A post-dinner chat turned into a very solid conversation. I don’t know how you managed to put away your iPad and have a break from your homework. I realise you are very busy being in your last year of high school with all your sport and musical activities!

But the conversation was for me an eye-opener, as I hope it was for you. 

As you may recall, the subject we were discussing was most intriguing and after so many years after the death or assassination of John Kennedy, who was President of the United States, it is rather strange that we are still discussing who did it. 

Much has been written and published and investigated, and as we concluded in our discussion, we are not much closer to finding who in fact did it. 

And there is the other big question: why did it happen?

It is not my intention to offer solutions or answers but what I discovered was your interest in history. At your age and in an age when current affairs, as presented on Channel X or Y, take over our life  and limit our interest  to ‘anything current ’, otherwise you will be judged and classified as ancient, it was even more fascinating to find a teenager interested in the past, even in  the recent past. 
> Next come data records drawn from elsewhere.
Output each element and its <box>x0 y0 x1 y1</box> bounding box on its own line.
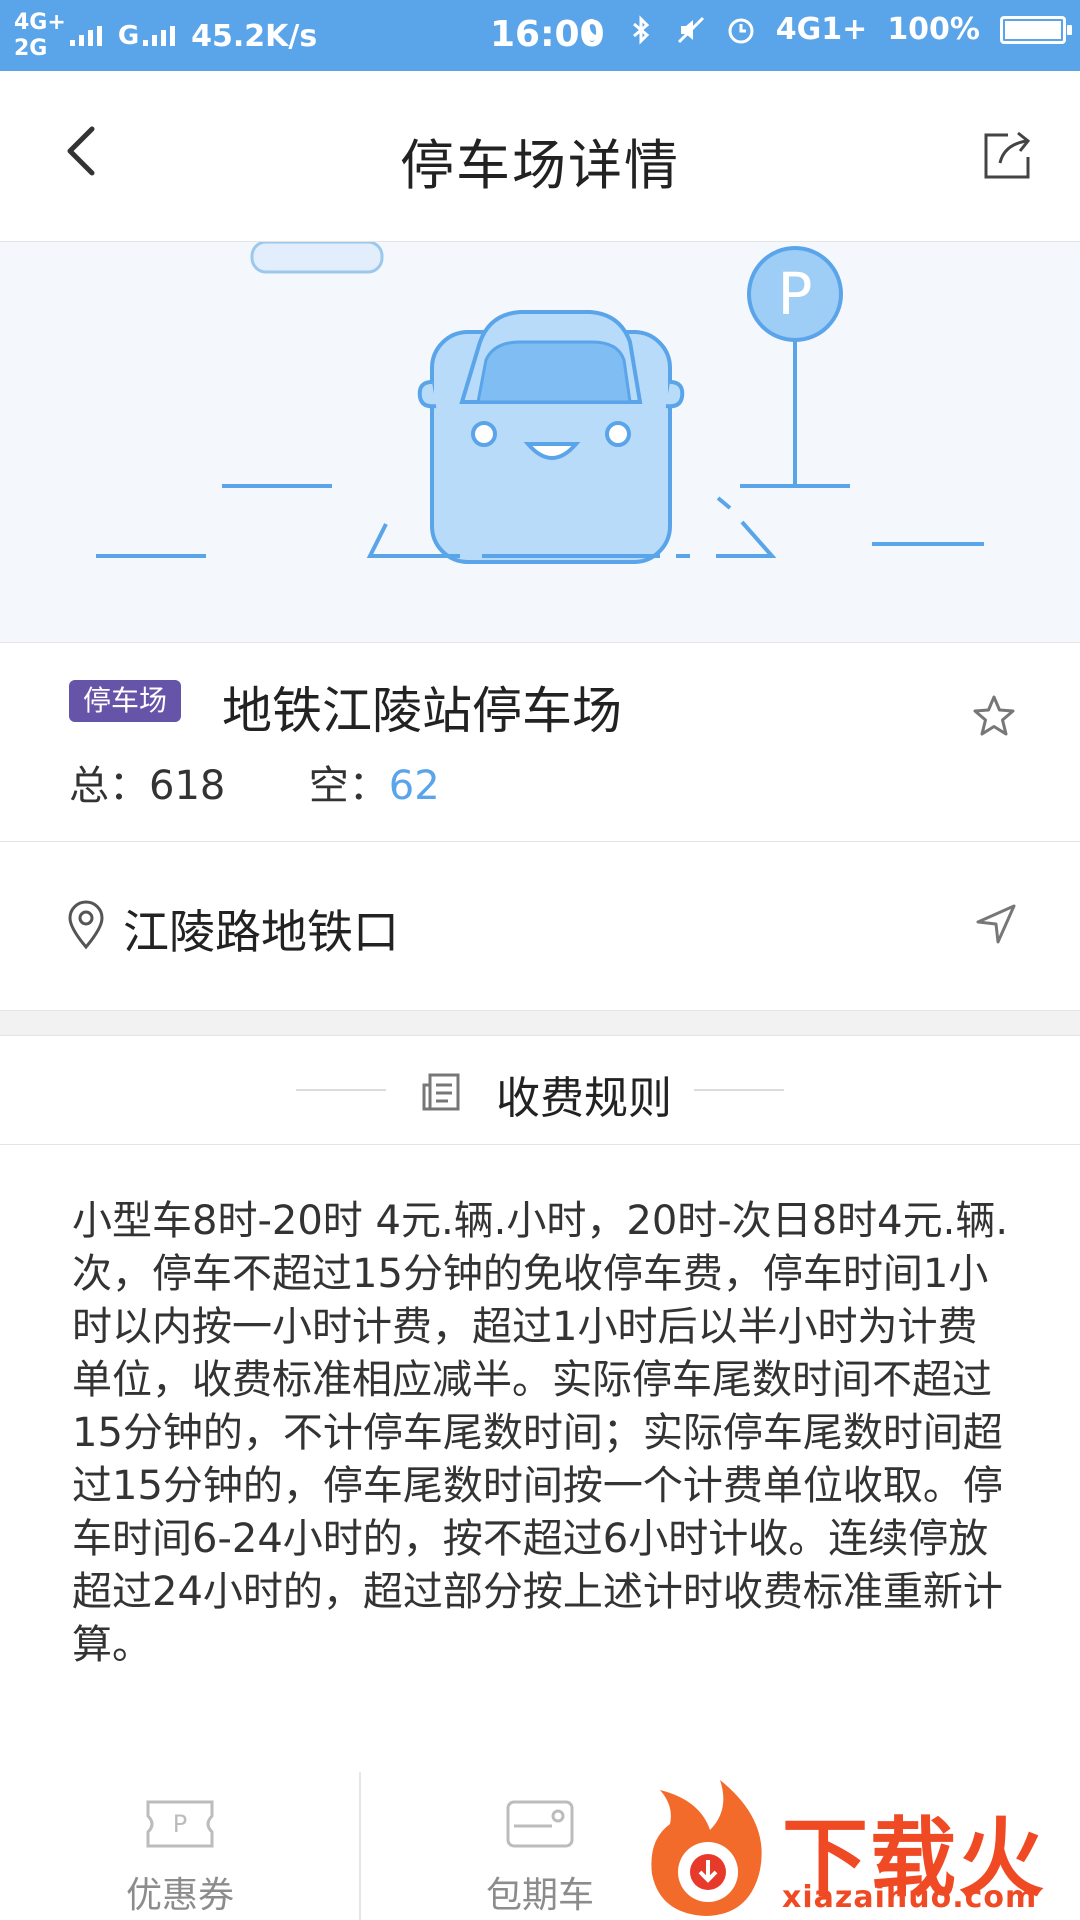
navigate-arrow-icon[interactable] <box>974 902 1018 946</box>
free-value: 62 <box>388 763 440 809</box>
status-right: 4G1+ 100% <box>576 12 1072 47</box>
lot-name: 地铁江陵站停车场 <box>222 682 622 740</box>
flame-logo-icon <box>651 1780 762 1916</box>
divider-left <box>296 1089 386 1091</box>
svg-text:P: P <box>778 260 813 328</box>
total-label: 总： <box>69 763 149 809</box>
tab-coupon-label: 优惠券 <box>125 1875 234 1916</box>
status-left: 4G+ 2G G 45.2K/s <box>14 6 317 66</box>
network-g-label: G <box>117 21 140 51</box>
signal-bars-icon <box>69 26 104 46</box>
network-4g1-label: 4G1+ <box>775 12 868 47</box>
parking-illustration: P <box>0 242 1080 643</box>
page-title: 停车场详情 <box>400 134 680 197</box>
total-value: 618 <box>149 763 226 809</box>
address-text: 江陵路地铁口 <box>123 905 399 959</box>
document-icon <box>422 1073 460 1111</box>
watermark: 下载火 xiazaihuo.com <box>640 1780 1080 1920</box>
watermark-url: xiazaihuo.com <box>782 1880 1038 1915</box>
coupon-icon: P <box>146 1800 214 1848</box>
lot-counts: 总：618 空：62 <box>69 753 440 811</box>
status-bar: 4G+ 2G G 45.2K/s 16:00 4G1+ 100% <box>0 0 1080 71</box>
free-label: 空： <box>308 763 389 809</box>
bluetooth-icon <box>632 14 650 45</box>
mute-icon <box>677 16 704 43</box>
battery-percent: 100% <box>887 12 980 47</box>
battery-icon <box>1000 15 1072 44</box>
section-gap <box>0 1011 1080 1036</box>
signal-bars-icon <box>143 26 177 46</box>
network-4g-label: 4G+ <box>14 10 66 35</box>
address-row[interactable]: 江陵路地铁口 <box>0 842 1080 1011</box>
card-icon <box>506 1800 574 1848</box>
lot-info-card: 停车场 地铁江陵站停车场 总：618 空：62 <box>0 643 1080 842</box>
lot-type-badge: 停车场 <box>69 680 182 722</box>
alarm-icon <box>728 18 754 43</box>
tab-coupon[interactable]: P 优惠券 <box>0 1772 360 1920</box>
battery-fill <box>1005 20 1061 39</box>
fee-rules-text: 小型车8时-20时 4元.辆.小时，20时-次日8时4元.辆.次，停车不超过15… <box>72 1198 1009 1668</box>
nav-bar: 停车场详情 <box>0 71 1080 242</box>
network-2g-label: 2G <box>14 36 48 61</box>
moon-icon <box>581 18 602 41</box>
divider-right <box>694 1089 784 1091</box>
favorite-star-icon[interactable] <box>970 693 1018 741</box>
network-stack: 4G+ 2G <box>14 10 66 62</box>
location-pin-icon <box>68 900 104 950</box>
car-illustration: P <box>96 242 984 564</box>
svg-text:P: P <box>173 1810 187 1838</box>
share-icon[interactable] <box>978 125 1038 185</box>
net-speed: 45.2K/s <box>191 18 318 54</box>
fee-rules-header: 收费规则 <box>0 1036 1080 1145</box>
fee-rules-title: 收费规则 <box>496 1073 672 1124</box>
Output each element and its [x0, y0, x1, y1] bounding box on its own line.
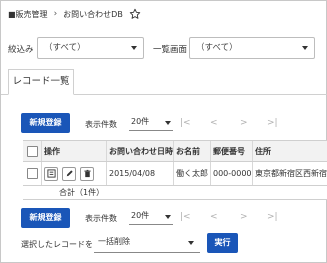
- window-frame: ■販売管理 › お問い合わせDB 絞込み （すべて） 一覧画面 （すべて） レコ…: [0, 0, 327, 263]
- count-label-top: 表示件数: [85, 120, 117, 129]
- delete-icon: [83, 169, 91, 178]
- cell-address: 東京都新宿区西新宿: [255, 169, 327, 178]
- column-divider: [252, 162, 253, 185]
- count-label-bottom: 表示件数: [85, 214, 117, 223]
- view-label: 一覧画面: [153, 45, 188, 55]
- column-divider: [106, 141, 107, 161]
- pager-next-top[interactable]: >: [240, 118, 248, 128]
- pager-prev-bottom[interactable]: <: [210, 212, 218, 222]
- pager-first-bottom[interactable]: |<: [180, 212, 191, 222]
- count-select-bottom[interactable]: 20件: [129, 209, 173, 225]
- detail-button[interactable]: [44, 166, 58, 181]
- bulk-label: 選択したレコードを: [21, 240, 93, 249]
- count-select-top-value: 20件: [131, 117, 150, 126]
- column-header-name[interactable]: お名前: [176, 141, 208, 161]
- column-header-address[interactable]: 住所: [255, 141, 327, 161]
- breadcrumb-root[interactable]: ■販売管理: [8, 9, 48, 20]
- narrow-label: 絞込み: [8, 45, 34, 55]
- bulk-action-value: 一括削除: [98, 237, 130, 246]
- pager-first-top[interactable]: |<: [180, 118, 191, 128]
- table-total-row: 合計（1件）: [23, 186, 327, 200]
- count-select-top[interactable]: 20件: [129, 115, 173, 131]
- view-select-value: （すべて）: [196, 43, 238, 53]
- edit-button[interactable]: [62, 166, 76, 181]
- chevron-down-icon: [165, 215, 171, 219]
- breadcrumb-current: お問い合わせDB: [63, 9, 123, 19]
- table-row: 2015/04/08 働く太郎 000-0000 東京都新宿区西新宿: [23, 162, 327, 186]
- narrow-select[interactable]: （すべて）: [37, 37, 144, 59]
- total-count: 合計（1件）: [59, 188, 105, 197]
- new-record-button-top[interactable]: 新規登録: [21, 113, 70, 133]
- select-all-checkbox[interactable]: [27, 145, 38, 157]
- cell-date: 2015/04/08: [109, 169, 156, 178]
- count-select-bottom-value: 20件: [131, 211, 150, 220]
- column-divider: [41, 141, 42, 161]
- chevron-down-icon: [302, 46, 308, 50]
- column-divider: [106, 162, 107, 185]
- pager-prev-top[interactable]: <: [210, 118, 218, 128]
- narrow-select-value: （すべて）: [44, 43, 86, 53]
- tab-record-list[interactable]: レコード一覧: [8, 69, 74, 95]
- breadcrumb: ■販売管理 › お問い合わせDB: [8, 7, 141, 21]
- new-record-button-bottom[interactable]: 新規登録: [21, 208, 70, 228]
- breadcrumb-separator: ›: [53, 9, 58, 19]
- chevron-down-icon: [165, 121, 171, 125]
- bulk-action-select[interactable]: 一括削除: [94, 233, 200, 253]
- pager-last-bottom[interactable]: >|: [267, 212, 278, 222]
- column-divider: [252, 141, 253, 161]
- table-header-row: 操作 お問い合わせ日時 お名前 郵便番号 住所: [23, 141, 327, 162]
- star-icon[interactable]: [129, 8, 141, 20]
- column-divider: [173, 141, 174, 161]
- chevron-down-icon: [188, 241, 194, 245]
- select-all-cell: [27, 141, 41, 161]
- column-header-actions: 操作: [44, 146, 60, 156]
- column-header-zip[interactable]: 郵便番号: [213, 141, 253, 161]
- filter-row: 絞込み （すべて） 一覧画面 （すべて）: [1, 37, 327, 61]
- row-select-cell: [27, 162, 41, 185]
- column-divider: [210, 141, 211, 161]
- cell-name: 働く太郎: [176, 169, 208, 178]
- delete-button[interactable]: [80, 166, 94, 181]
- record-table: 操作 お問い合わせ日時 お名前 郵便番号 住所 2015/04/08 働く太郎 …: [23, 140, 327, 200]
- cell-zip: 000-0000: [213, 169, 252, 178]
- column-divider: [41, 162, 42, 185]
- chevron-down-icon: [131, 46, 137, 50]
- edit-icon: [66, 170, 73, 177]
- pager-next-bottom[interactable]: >: [240, 212, 248, 222]
- run-button[interactable]: 実行: [207, 233, 238, 253]
- detail-icon: [46, 169, 56, 178]
- column-divider: [173, 162, 174, 185]
- row-checkbox[interactable]: [27, 168, 38, 179]
- column-header-date[interactable]: お問い合わせ日時: [109, 141, 173, 161]
- row-actions: [44, 162, 106, 185]
- view-select[interactable]: （すべて）: [189, 37, 315, 59]
- column-divider: [210, 162, 211, 185]
- pager-last-top[interactable]: >|: [267, 118, 278, 128]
I find it rather unfortunate that you know of so many gory details about that incident. You explained that in your history class you are doing an in-depth study of special events, to assist you to reach a decision about the why and the who?

And the whole episode turns out to be a Hitchcock whodunnit movie! Which is fair enough, as we are always so keen to find the truth of the matter. Not just about Kennedy’s assassination but also about the reason behind the election of Hitler or the emergence of Mao Zedong as leader of the Communist Party of China… In fact, you can well extend it to: why do things happen the way they do?

Not easy questions to answer.

Truth is like history, a very flexible entity. You can interpret it the way it fits your feelings, your politics or ideology

It does not require a yes/no answer or to select one from a multiple choice test.  Reality is more complicated than that.

No easy and straightforward answers.  Political assassinations are as old as Julius Caesar and beyond and since. And if you study the history of the times and get some assistance from Shakespeare’s play and Cicero’s Orations against Mark Anthony, you may get some glimpses of complicated answers.   

What you may surely arrive at is one thing: the complexity of life. That when all is said and done and when you get to know all these facts and figures is to reach the conclusion that life is a mystery.

Even to get to the bottom of one issue is virtually impossible. Historians are still arguing on the beginning of World War II, and the death of Socrates, and about so many past and recent events.

These ‘episodes’ in history keep many PhD students and a number of writers and researchers busy in their jobs. We the laypersons find it also fascinating to research causes and results and putting the  pieces of the jigsaw puzzles of life together.

It is fascinating. However, it is an unending story.

There is a general belief that truth will make you free.

I believe that the one who first said it was referring to some metaphysical or moral truth, not factual or worldly  truth. 

Truth is like history, a very flexible entity. You can interpret it the way it fits your feelings, your politics or ideology.  And in so doing it becomes ‘your’ truth and through your research and study and arguments you can strengthen the fact that “after careful study I cannot but conclude that…”

That’s your prerogative. However, do keep in mind that the other fellow on the other side of the table may hold a different opinion and she can justify her position as you can yours.

Such situations may lead to ‘confusion worse confounded’: it may lead you to explore and  discover, not just about issues  and events but also about individuals and how the universe is composed not on agreements only but many conflicts of ideas, of methods, plans,  ambitions,  ideologies, etc.  

The  German philosopher Kant  used to  look at the night sky and wonder. “Two things fill me with awe and wonder,” he wrote. “The more steadily we look upon them: the starry heavens above me and the moral law within me.”

If he lowered his vision to lower horizons  and concentrated on life and its complexities he would  have discovered more reason to stop and be amazed at the wonder and the mysteries of... what goes on… on earth!